Но ответил материалисту не Сократ, а принцепс Марк Аврелий.

– Вопрошающим: “Где ты видел богов или откуда узнал об их существовании, что так ревностно почитаешь их?” отвечай: “Во-первых, боги доступны и зрению. Далее, души своей я тоже никогда не видел и однако же чту ее. Точно так же и относительно богов: испытывая беспрестанно проявления их силы, я узнал из этого о их существовании и преклоняюсь перед ними”.

– Никаких богов я не видел, – начал отрицать очевидное Межеумович. – И их проявлений – тоже.

– Да ведь помнишь, милый Межеумович, в Мыслильню заходил Гефест?

– Не помню, не видел, не слышал! Ну надо же, на материалистическом симпозиуме вести речи о богах и душе! И что тебе, Марк, дали боги?!

– Многое, достойнейший Межеумович. Богам я обязан полученным мною во сне указанием средств как против кровохарканья и метеоризма, так и против других недугов, и тем, что почувствовал влечение к философии, и не попал в руки какого-нибудь идеалистического софиста, не увлекся ни переделыванием истории, ни анализом партийных силлогизмов, не отдался изучению небесных явлений. Вот для всего этого и нужна была мне помощь богов и милость судьбы.

– Бред да и только! – расстроился диалектик.

– Бессмертные боги не досадуют на то, что им в течение столь долгого времени приходится иметь дело с таким множеством дурных существ.

– Это я-то – дурак?! – обиделся диалектик.

– Напротив, они всячески пекутся о них. Твой же конец, достойнейший Межеумович, уже близок, а ты теряешь терпение, сам будучи, к тому же, одним из них!

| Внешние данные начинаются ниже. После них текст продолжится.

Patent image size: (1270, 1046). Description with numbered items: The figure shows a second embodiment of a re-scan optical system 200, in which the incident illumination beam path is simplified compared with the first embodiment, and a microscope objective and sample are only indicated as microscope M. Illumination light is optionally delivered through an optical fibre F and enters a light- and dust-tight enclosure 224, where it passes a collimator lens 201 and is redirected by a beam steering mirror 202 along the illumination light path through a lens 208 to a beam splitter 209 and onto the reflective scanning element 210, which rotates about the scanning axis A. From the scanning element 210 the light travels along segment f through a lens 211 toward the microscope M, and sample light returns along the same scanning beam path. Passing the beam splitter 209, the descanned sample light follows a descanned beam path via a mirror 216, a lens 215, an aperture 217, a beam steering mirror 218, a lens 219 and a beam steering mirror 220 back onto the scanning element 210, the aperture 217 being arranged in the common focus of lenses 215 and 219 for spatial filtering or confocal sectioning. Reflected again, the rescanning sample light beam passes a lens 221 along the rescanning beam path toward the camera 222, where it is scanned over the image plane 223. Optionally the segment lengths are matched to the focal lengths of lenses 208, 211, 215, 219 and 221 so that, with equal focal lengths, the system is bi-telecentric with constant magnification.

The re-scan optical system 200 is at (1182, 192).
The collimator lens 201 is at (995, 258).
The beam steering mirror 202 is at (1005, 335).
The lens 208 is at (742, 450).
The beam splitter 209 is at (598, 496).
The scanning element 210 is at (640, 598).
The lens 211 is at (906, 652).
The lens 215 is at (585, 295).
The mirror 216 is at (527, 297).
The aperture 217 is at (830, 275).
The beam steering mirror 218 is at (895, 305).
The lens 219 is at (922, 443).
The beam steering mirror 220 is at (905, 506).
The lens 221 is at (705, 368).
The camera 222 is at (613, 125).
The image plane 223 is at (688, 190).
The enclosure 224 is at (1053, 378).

– Это мой-то конец близок?! – не поверил материалист. – Да мне славный Агатий даст Времени, сколько захочет!

– Дам, дам, – меланхолично заметил хронофил, отвлекаясь от разговора с сенатором Кесарем и императором Флавием Веспасианом.

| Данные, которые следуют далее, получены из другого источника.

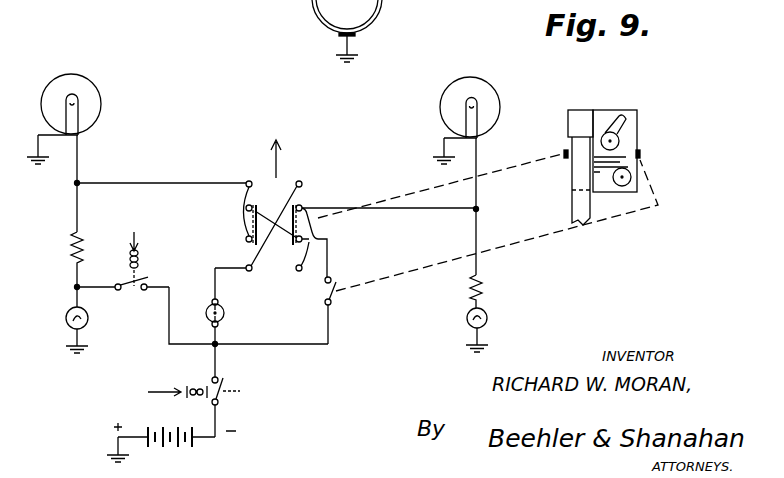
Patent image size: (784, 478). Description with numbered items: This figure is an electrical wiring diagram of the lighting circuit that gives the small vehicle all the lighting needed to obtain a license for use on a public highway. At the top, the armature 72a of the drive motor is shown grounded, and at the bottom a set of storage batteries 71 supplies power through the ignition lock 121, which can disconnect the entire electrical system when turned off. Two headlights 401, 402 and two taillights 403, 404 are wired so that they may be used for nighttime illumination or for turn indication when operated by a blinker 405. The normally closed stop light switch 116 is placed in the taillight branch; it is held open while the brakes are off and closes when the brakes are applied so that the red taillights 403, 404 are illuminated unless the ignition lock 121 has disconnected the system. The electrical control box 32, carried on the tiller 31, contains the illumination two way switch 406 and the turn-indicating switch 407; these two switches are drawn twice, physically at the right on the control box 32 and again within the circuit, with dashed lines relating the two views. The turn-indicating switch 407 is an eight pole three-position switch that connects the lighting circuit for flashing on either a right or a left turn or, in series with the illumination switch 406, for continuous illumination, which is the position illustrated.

– Все следует делать, обо всем говорить и помышлять так, как будто каждое мгновение может оказаться последним, – сказал Марк Аврелий и погладил Каллипигу по спине. – Если боги существуют, то выбыть из списка людей вовсе не страшно: ведь боги не ввергнут тебя во зло. Если же богов не существует, как ты считаешь, или им нет дела до людей, то что за смысл жить тебе в мире, где нет богов или нет божественного промысла?

– А есть, есть смысл! – вставил слово запальчивый материалист.

– Но боги существуют и проявляют заботливость по отношению к людям. Они устроили так, что всецело от самого человека зависит, впасть или не впасть в истинное зло. А если злом является и что-нибудь другое, то они позаботились также, чтобы от каждого зависело не впасть в оное. Но то, что не делает худшим человека, может ли сделать худшей жизнь человеческую? Природа Единого не могла оплошать таким образом ни по неведению, ни по бессилию предупредить или исправить, в случае, если она обладает всезнанием. Не могла бы она также ни по бессилию, ни по неумелости допустить такую ошибку, как распределение благ и зол между людьми без разбора, как между хорошими, так и между дурными. Смерть же и жизнь, слава и бесчестие, страдание и наслаждение, богатство и бедность – все это одинаково выпадает на долю как хорошим людям, так и дурным. Все это не прекрасно и не постыдно, а следовательно, не благо и не зло.

– Да как же это не зло?! – вскричал Межеумович. – Я вовсе не хочу умирать!

– Как быстро все исчезает, – вздохнул Марк Аврелий, – сами тела в мире, память о них в вечности. Каково все воспринимаемое чувствами, в особенности то, что манит нас наслаждением или отпугивает страданием, или прославляет тщеславием? Как все это ничтожно, презренно, низменно, бренно и мертво! Вот на что следует направить способность мышления, достойный Межеумович. Что представляют собою те, убеждения и голоса которых рождают славу? Что такое смерть? Если взять ее саму по себе и отвлечься от всего, что вымышлено по ее поводу, то ты тотчас же убедишься, что она не что иное, как действие природы. Бояться же действия природы – ребячество. Смерть же не только действие природы, но и действие полезное ей.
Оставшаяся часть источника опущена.